Charamandas’s practice begins with a bodily, physical engagement through embodied outdoor research. Her palette is inspired by the natural pigments of the landscapes through which she walks. Through slow travel and the observation of minute cyclical changes, the artist adopts an ecofeminist worldview which challenges a prevalent system of speed and productivity. In her artistic gatherings, centered around food and community exchange, she invokes a politics of care and a practice of ‘nurturing’.

DIMITRA CHARAMANDAS (b. 1988) is Swiss-Greek artist working across painting, video, text, sculpture, and community gatherings. She completed an MA in Fine Arts at the Institute Art Gender Nature, Basel (2022) and previously studied at the Lucerne School of Art and Design and the Bern Academy of the Arts.

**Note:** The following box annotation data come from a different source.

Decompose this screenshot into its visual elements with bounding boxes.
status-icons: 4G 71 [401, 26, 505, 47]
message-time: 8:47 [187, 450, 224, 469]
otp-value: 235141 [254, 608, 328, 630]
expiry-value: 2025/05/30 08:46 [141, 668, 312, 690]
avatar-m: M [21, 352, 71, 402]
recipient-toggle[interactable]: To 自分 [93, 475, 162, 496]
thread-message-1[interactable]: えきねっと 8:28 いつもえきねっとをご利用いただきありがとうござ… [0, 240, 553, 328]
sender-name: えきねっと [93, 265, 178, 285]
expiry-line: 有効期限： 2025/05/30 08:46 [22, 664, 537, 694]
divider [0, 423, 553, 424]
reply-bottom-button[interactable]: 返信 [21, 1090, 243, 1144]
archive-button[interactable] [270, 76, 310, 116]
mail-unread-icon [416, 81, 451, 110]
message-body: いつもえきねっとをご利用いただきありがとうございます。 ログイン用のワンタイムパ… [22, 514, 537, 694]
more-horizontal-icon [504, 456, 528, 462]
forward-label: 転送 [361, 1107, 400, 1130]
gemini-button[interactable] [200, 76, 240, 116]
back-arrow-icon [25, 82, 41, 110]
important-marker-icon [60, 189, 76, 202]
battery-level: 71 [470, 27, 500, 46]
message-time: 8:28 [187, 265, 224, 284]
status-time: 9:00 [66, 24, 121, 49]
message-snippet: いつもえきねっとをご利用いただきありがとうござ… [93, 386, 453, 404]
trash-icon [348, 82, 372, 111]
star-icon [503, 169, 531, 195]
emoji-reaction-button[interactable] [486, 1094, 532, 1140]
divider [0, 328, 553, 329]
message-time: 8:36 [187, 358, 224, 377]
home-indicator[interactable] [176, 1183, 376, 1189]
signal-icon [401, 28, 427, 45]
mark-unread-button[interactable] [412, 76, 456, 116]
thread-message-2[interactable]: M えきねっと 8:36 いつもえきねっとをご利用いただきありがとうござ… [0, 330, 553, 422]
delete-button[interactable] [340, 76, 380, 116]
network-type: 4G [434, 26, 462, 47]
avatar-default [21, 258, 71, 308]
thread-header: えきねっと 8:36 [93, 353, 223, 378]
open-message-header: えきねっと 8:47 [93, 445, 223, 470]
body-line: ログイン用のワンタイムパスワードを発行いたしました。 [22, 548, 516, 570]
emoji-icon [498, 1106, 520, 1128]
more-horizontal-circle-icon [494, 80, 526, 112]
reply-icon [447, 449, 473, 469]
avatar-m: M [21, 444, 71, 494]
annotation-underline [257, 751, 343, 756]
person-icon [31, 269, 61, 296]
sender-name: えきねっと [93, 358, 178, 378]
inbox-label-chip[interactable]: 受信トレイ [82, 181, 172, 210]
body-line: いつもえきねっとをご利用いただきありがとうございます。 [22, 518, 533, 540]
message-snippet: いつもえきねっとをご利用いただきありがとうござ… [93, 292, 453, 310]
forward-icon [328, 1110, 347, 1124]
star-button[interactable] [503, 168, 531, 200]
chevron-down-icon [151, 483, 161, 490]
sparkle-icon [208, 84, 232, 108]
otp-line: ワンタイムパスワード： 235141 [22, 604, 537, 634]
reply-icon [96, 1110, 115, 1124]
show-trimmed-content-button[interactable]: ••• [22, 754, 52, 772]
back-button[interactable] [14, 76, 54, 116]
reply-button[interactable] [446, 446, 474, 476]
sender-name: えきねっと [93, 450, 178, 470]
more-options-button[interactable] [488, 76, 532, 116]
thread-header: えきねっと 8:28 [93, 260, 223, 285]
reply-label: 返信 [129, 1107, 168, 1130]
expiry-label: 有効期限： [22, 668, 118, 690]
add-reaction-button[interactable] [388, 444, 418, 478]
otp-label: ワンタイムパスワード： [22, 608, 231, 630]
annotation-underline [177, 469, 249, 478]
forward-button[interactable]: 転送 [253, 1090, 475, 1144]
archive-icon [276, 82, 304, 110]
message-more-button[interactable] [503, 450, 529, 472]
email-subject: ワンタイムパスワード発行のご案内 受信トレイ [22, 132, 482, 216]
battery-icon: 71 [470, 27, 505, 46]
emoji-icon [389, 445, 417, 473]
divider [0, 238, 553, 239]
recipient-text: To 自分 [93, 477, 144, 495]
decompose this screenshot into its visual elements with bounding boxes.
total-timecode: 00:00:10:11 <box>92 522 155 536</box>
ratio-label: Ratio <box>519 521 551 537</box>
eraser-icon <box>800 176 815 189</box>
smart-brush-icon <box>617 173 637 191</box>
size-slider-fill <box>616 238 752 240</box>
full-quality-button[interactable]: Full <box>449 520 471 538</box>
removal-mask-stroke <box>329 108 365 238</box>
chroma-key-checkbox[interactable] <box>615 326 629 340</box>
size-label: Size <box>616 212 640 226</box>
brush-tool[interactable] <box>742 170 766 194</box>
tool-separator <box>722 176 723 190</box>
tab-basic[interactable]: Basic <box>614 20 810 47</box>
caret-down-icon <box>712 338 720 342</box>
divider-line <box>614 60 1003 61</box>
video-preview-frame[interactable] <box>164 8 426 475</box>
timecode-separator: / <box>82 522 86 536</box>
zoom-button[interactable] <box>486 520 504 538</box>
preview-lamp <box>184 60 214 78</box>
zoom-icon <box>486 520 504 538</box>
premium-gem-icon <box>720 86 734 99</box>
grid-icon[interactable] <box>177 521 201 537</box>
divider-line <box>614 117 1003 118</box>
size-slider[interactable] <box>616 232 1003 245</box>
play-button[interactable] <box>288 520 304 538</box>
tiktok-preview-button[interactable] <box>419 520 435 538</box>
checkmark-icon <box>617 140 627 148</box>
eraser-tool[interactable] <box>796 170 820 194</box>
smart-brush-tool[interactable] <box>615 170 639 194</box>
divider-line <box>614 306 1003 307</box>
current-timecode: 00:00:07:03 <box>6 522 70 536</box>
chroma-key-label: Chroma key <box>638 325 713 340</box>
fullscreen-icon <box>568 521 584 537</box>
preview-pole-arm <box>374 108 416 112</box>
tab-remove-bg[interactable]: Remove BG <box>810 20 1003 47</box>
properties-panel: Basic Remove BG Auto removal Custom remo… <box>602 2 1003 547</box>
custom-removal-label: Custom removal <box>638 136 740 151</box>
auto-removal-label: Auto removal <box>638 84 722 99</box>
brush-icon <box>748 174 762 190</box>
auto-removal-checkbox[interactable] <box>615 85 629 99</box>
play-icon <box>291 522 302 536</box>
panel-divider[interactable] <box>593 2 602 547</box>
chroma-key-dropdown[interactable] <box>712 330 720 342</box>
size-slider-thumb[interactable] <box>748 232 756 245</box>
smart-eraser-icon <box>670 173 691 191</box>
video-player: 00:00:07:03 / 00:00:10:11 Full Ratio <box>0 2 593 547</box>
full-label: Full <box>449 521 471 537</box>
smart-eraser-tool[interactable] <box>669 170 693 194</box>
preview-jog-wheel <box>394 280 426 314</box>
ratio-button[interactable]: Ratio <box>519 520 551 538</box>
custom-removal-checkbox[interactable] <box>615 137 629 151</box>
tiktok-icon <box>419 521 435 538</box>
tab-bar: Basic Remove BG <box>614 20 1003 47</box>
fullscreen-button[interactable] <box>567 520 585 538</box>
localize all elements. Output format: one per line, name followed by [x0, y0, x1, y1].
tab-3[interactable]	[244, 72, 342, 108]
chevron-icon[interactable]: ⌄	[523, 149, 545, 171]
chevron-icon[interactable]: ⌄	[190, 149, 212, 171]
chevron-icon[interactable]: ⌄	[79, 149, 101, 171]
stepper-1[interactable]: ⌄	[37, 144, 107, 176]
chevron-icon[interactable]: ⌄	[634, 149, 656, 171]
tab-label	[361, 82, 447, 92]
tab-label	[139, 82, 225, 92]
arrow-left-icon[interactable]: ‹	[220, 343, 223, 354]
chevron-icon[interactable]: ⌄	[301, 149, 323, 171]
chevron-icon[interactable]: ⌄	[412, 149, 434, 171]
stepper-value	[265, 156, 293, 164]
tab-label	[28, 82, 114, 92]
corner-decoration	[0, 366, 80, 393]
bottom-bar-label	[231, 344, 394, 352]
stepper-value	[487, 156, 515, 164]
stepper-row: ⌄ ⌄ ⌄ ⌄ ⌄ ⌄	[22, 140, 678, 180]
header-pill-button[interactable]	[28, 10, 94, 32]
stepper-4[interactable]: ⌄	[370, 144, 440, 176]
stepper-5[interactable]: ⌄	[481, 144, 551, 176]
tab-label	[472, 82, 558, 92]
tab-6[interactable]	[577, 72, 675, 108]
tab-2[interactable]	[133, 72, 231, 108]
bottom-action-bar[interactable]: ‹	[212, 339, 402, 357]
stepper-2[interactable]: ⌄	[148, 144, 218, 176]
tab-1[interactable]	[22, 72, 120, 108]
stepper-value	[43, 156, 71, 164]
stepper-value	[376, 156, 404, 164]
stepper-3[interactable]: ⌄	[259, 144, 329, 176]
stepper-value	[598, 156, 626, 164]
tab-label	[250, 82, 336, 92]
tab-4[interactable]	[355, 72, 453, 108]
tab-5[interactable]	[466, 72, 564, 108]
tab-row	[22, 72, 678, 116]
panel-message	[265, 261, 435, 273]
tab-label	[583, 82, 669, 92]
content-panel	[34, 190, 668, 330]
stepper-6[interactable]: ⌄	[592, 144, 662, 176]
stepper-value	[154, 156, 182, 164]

Recent solo and duo presentations include Tides, Kunstmuseum Solothurn, (2023); Little inlets, Helvetia Art Foyer Basel (2023); Body of Water, Body of Stone, Gypsum Gallery, Cairo (2022); Bassa Marea, Museo Castello San Materno, Ascona (2022) ; Fragility, Haus der Kunst St. Josef, Solothurn (2021); and An der Kante, Salon Mondial der Christoph Merian Stiftung, Münchenstein, Basel (2018). Significant group shows include Peace or Never, Institute Art Gender Nature, Kunsthaus Baselland, Muttenz (2022); Unfrozen Education — Or how to Relearn, Rethymno, Crete (2019); and The lands we Know, Project Space Sfera, Athens (2018). Upcoming solos include a presentation at Helvetia Art Foyer, Basel (November 2022), at Ann Mazzotti Gallery, Basel (March, 2023), and at Kunstmuseum Solothurn (September, 2023).

Charamandas’s work is held in institutional and private collections across Switzerland. She lives and works between Basel, Solothurn and Athens.